Costruito nella metà del XIX secolo in località Gallenca, il molino inizia la sua attività sfruttando le acque generose e perenni della roggia di Favria, provenienti dal torrente Orco, che nasce nel Parco Nazionale del Gran Paradiso. Negli anni 20 del secolo scorso  la struttura molitoria viene acquistata da Domenico Peila..La tradizione molitoria della famiglia Peila viene portata avanti dalle generazioni successive nei decenni seguenti, prima dai figli e poi dai nipoti, passando nei decenni dalla produzione di farine di grano tenero fino ad arrivare alla totale conversione alla macinazione del mais a partire dalla fine degli anni 80. 
 
Quasi cento anni più tardi la forza idraulica di questa grande impresa è rimasta sostanzialmente la stessa. Oggi, infatti, il Molino dispone di una portata media di circa 2000 litri al secondo. Il nuovo generatore è in grado di erogare circa 50 kilowatt di potenza mediante lo sfruttamento di un salto d’acqua di tre metri. L’utilizzo di questa centrale, appartenente alla fascia cosiddetta mini-hydro, rientra negli standard più avanzati dettati dalla regione Piemonte, volti all’incremento della produzione di energia da fonti rinnovabili.
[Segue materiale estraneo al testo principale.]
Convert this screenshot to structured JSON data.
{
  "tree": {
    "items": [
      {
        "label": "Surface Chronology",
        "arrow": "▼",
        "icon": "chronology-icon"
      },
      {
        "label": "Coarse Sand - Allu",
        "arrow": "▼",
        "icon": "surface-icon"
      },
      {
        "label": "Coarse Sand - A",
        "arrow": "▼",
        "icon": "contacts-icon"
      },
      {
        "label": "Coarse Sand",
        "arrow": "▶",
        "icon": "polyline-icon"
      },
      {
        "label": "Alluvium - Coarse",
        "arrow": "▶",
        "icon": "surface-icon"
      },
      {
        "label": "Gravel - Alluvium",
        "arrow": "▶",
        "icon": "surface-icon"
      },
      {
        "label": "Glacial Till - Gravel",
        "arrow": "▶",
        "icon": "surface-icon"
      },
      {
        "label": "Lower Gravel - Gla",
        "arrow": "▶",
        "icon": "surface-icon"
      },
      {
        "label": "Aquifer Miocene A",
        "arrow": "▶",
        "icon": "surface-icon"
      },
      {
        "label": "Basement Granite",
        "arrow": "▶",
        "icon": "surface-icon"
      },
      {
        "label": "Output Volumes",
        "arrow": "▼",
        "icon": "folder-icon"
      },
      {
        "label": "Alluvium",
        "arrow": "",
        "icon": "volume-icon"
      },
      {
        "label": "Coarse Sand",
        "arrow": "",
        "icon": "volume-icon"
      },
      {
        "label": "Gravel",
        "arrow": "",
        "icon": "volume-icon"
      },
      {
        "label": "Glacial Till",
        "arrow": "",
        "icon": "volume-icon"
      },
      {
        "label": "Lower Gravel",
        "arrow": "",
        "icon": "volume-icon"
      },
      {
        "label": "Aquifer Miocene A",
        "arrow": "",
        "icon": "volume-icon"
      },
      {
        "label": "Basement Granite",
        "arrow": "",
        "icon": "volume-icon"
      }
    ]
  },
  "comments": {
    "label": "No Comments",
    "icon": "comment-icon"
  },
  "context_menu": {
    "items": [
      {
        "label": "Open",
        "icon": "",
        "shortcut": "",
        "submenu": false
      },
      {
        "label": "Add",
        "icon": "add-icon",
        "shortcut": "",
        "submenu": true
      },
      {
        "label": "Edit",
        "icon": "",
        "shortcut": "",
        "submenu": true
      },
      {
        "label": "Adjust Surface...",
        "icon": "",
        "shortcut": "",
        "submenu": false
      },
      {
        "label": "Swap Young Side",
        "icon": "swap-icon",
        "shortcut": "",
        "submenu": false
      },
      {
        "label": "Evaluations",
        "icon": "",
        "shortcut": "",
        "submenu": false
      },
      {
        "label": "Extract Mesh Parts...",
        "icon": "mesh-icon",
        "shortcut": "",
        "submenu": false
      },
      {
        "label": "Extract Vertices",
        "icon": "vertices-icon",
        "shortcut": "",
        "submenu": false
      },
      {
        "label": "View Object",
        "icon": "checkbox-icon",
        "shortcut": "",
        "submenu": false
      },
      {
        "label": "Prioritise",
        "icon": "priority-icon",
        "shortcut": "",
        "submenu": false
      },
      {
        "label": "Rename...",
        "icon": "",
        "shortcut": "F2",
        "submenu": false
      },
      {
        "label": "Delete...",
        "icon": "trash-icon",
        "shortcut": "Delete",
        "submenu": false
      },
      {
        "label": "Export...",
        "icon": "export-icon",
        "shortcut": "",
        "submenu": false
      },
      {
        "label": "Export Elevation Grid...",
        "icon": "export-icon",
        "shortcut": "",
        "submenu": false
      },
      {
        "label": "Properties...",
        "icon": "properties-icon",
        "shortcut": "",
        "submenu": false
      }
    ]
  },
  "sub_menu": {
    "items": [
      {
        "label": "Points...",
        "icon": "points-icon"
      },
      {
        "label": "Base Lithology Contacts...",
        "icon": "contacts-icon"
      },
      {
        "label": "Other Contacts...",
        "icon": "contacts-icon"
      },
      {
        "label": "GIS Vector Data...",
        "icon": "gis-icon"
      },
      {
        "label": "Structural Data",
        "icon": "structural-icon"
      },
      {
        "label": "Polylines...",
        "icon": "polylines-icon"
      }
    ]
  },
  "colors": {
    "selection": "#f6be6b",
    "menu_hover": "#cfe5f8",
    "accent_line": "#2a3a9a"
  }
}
Si tratta del punto esclamativo su un lungo e importante processo di restyling e miglioramento che affonda le sue solide radici negli anni ’60 e ’70 quando il Molino venne ingrandito e potenziato per poi essere convertito negli anni ’80 alla macinazione del mais dai nipoti del fondatore, capaci di vedere e prevedere con talento, competenza e lungimiranza gli sviluppi del settore.
 
Oggi Molino Peila rappresenta uno dei primi esempi di trasformazione aziendale nell’ambito molitorio e annovera importanti clienti tra le più grandi aziende alimentari a livello nazionale ed internazionale. Proprio il settore alimentare è il “core business” della SpA di Valperga. Dalla macinazione del mais in frazione Gallenca 30 si ottengono semole per polenta tradizionale e istantanea, semole e spezzati per chips e snacks, grits  per cornflakes e birra, ed ancora farine biologiche e convenzionali per la produzione di pasta GLUTEN FREE, per prodotti da forno e per impanature, fino al germe per la produzione di olio. Il tutto senza dimenticare il riso, dalla cui macinazione nell'altro stabilimento dell'azienda situato a Riva presso Chieri (TO) si ottengono farine e semole, che vengono esportate in tutta Europa. Prodotti di qualità assoluta, senza glutine e disponibili anche da Agricoltura Biologica acquistabili al dettaglio presso il rinnovato spaccio aziendale in sede a Valperga oppure online su www.molinopeila.it/shop .
 
Una visione a 360° e un “paniere” ricchissimo che ha permesso a Molino Peila  di recitare un ruolo di protagonista anche al recente Salone internazionale dell’Alimentazione SIAL di Parigi, vetrina mondiale della filiera agroalimentare andata in scena nei giorni scorsi a Parigi (foto sotto). In tale occasione l'azienda oltre a poter incontrare numerosi clienti stranieri e far assaggiare loro la tradizionale polenta canavesana ha lanciato una rinnovata gamma di prodotti senza glutine quali preparati per pizza, pane, e dolci e farine di legumi e cereali.